Он вдруг остановился и повернул ко мне гневное лицо.
— Да! Так и надо! Ленин — это сама революция! Человек железной решимости! Ради революции он не остановится даже перед пролитием невинной крови. Ради революции он не побоится отрицать сегодня то, что проповедовал вчера. Ради революции он будет проповедовать завтра то, что отрицает сегодня. Ленин никому не позволит опутать свою мысль паутиной лживых фраз!
— Меня интересует совсем другое, — сказал я холодно. — Что будет с российскими евреями, когда схлынет революционный угар?
Он насупился и до конца пути не произнес больше ни единого слова.
Впрочем, с упрочением в Советской России сталинской диктатуры отношение его к «ленинскому эксперименту» стало более критическим. Налет большевизма почти исчез из его публичных речей. Он перестал ратовать за всеобщую коммуну, военную дисциплину, неограниченную власть рабочего руководства.
«Большевики свели всю огромную проблематику строительства социализма к захвату чужой собственности», — заявил он в одном из своих выступлений перед рабочими.
Его реальная сила зиждется на двух китах: Гистадруте и рабочей партии.
«Гистадрут, — это прообраз рабочего государства», — сказал он мне еще в 1923 году. Я тогда скептически отнесся к такому энтузиазму, и был не прав.
Гистадрут наливался силой и креп год от года. Сегодня это мощнейшая структура, укоренившаяся на всей территории Эрец-Исраэль — от Иордана до Средиземного моря.
«У нас все свое, — с гордостью писал Бен-Гурион, — банки и больничная касса, школы и транспортные кооперативы, фабрики, кибуцы, социальные учреждения и даже печать. Буржуазное сионистское движение нужно нам, в сущности, лишь для притока капитала».
И в Гистадруте, и в Рабочей партии он сейчас абсолютный хозяин.
Этот низкорослый худой аскет, которому ничего не надо для себя, приобретает все большую популярность среди рабочих. Ходит он в белой или черной косоворотке. Единственный свой костюм, купленный в одной из заграничных поездок, надевает крайне редко. Галстуков вообще не признает. Зимой носит короткое кожаное пальто с поясом, черные сапоги и брюки галифе. Лысеть он начал рано, и серебристые волосы на висках и затылке нимбом окружали его голову уже в двадцатые годы, создавая тот самый всем известный бен-гурионовский облик.

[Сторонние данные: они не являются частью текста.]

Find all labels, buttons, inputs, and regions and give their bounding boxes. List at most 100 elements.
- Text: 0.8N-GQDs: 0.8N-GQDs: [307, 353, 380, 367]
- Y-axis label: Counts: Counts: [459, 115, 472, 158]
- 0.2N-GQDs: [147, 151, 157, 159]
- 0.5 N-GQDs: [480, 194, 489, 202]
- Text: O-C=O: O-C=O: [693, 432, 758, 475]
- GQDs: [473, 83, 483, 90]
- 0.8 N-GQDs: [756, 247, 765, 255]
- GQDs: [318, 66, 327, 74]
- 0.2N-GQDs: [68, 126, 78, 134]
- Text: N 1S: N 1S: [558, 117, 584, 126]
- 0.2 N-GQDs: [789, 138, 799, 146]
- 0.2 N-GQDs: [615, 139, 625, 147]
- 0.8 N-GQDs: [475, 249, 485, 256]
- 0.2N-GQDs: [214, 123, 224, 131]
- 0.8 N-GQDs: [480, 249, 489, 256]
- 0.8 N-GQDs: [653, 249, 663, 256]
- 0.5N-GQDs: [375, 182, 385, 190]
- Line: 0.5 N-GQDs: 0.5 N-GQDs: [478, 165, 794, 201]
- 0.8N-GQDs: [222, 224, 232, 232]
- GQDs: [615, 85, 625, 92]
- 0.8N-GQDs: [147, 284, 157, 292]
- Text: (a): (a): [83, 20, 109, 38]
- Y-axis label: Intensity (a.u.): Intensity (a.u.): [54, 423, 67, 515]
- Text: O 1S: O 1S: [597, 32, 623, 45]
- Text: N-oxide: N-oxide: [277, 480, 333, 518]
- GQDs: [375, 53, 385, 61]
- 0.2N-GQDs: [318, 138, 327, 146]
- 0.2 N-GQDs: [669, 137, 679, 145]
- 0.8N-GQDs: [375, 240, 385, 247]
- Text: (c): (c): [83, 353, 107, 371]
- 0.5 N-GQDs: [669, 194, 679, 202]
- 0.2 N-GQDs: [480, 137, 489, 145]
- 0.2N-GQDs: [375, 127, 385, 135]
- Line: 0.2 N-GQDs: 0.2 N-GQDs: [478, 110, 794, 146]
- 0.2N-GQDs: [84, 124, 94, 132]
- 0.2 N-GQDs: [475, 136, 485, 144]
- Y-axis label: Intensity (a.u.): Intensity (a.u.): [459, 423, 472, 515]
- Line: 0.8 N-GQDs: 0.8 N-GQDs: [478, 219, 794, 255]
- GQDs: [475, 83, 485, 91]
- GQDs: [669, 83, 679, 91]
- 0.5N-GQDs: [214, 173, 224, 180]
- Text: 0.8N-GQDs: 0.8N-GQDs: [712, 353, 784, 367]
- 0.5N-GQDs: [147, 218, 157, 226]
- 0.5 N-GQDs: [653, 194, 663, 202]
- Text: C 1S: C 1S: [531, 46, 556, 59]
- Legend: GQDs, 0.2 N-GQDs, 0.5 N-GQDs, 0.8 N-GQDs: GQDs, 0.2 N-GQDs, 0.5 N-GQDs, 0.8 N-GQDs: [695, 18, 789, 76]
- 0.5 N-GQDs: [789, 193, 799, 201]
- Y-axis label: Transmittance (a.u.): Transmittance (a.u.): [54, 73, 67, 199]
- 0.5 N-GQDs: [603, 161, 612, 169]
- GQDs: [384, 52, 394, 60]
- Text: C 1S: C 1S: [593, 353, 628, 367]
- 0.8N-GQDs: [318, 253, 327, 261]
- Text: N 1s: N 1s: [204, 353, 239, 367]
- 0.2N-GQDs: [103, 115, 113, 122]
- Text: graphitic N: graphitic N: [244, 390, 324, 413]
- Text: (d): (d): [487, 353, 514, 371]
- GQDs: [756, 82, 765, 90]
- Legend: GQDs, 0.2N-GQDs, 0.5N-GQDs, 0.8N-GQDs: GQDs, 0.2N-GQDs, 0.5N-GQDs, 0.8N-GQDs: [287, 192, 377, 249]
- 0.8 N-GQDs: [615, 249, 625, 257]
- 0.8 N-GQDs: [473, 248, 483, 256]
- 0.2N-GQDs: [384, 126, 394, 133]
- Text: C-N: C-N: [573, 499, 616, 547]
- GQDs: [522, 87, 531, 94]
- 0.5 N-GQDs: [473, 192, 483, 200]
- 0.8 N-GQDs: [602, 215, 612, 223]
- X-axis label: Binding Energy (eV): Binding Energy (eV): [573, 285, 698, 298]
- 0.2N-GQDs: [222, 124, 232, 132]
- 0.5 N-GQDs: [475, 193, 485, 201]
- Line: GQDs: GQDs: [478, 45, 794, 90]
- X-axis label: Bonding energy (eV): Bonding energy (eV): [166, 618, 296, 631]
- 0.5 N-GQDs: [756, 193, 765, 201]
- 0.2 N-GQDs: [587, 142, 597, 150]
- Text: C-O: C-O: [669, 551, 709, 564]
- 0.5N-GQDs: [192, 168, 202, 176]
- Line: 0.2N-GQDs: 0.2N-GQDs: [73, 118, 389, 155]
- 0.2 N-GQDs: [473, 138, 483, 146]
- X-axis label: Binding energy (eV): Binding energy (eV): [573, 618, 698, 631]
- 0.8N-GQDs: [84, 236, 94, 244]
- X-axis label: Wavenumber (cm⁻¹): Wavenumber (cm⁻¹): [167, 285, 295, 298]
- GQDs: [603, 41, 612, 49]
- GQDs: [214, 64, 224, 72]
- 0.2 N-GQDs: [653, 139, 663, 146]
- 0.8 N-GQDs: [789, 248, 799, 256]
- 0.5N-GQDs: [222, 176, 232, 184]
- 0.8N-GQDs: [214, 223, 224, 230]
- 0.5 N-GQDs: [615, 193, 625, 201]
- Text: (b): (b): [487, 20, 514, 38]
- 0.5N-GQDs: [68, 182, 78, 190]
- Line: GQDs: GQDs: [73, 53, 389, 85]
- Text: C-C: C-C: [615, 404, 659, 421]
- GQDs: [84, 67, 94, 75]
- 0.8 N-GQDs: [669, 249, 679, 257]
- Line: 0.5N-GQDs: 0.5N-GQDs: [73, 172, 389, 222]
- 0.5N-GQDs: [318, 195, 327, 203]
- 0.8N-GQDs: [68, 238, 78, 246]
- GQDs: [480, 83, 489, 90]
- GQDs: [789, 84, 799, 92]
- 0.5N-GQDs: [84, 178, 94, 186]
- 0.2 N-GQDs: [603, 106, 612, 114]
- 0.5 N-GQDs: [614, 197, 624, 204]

Женился он лет десять назад в Нью-Йорке. Его избранница, Поля, медсестра по профессии, маленькая, похожая на воробышка, внешне ничем не примечательна. У нее ровный, спокойный характер. Она — человек заземленный. Признает только конкретные вещи и терпеть не может политику. Мужа своего Поля любит и готова последовать за ним куда угодно, но разделять с ним его тревоги и заботы не в состоянии. Впрочем, видит она его редко, потому что, занятый с утра до ночи текущими делами, домой он является только ночевать. Ей, привыкшей в Америке к жизни насыщенной и разнообразной, приходится нелегко.
К Поле он по-своему привязан, и его чувство к ней входит в состав того немного, что связывает его с миром людей.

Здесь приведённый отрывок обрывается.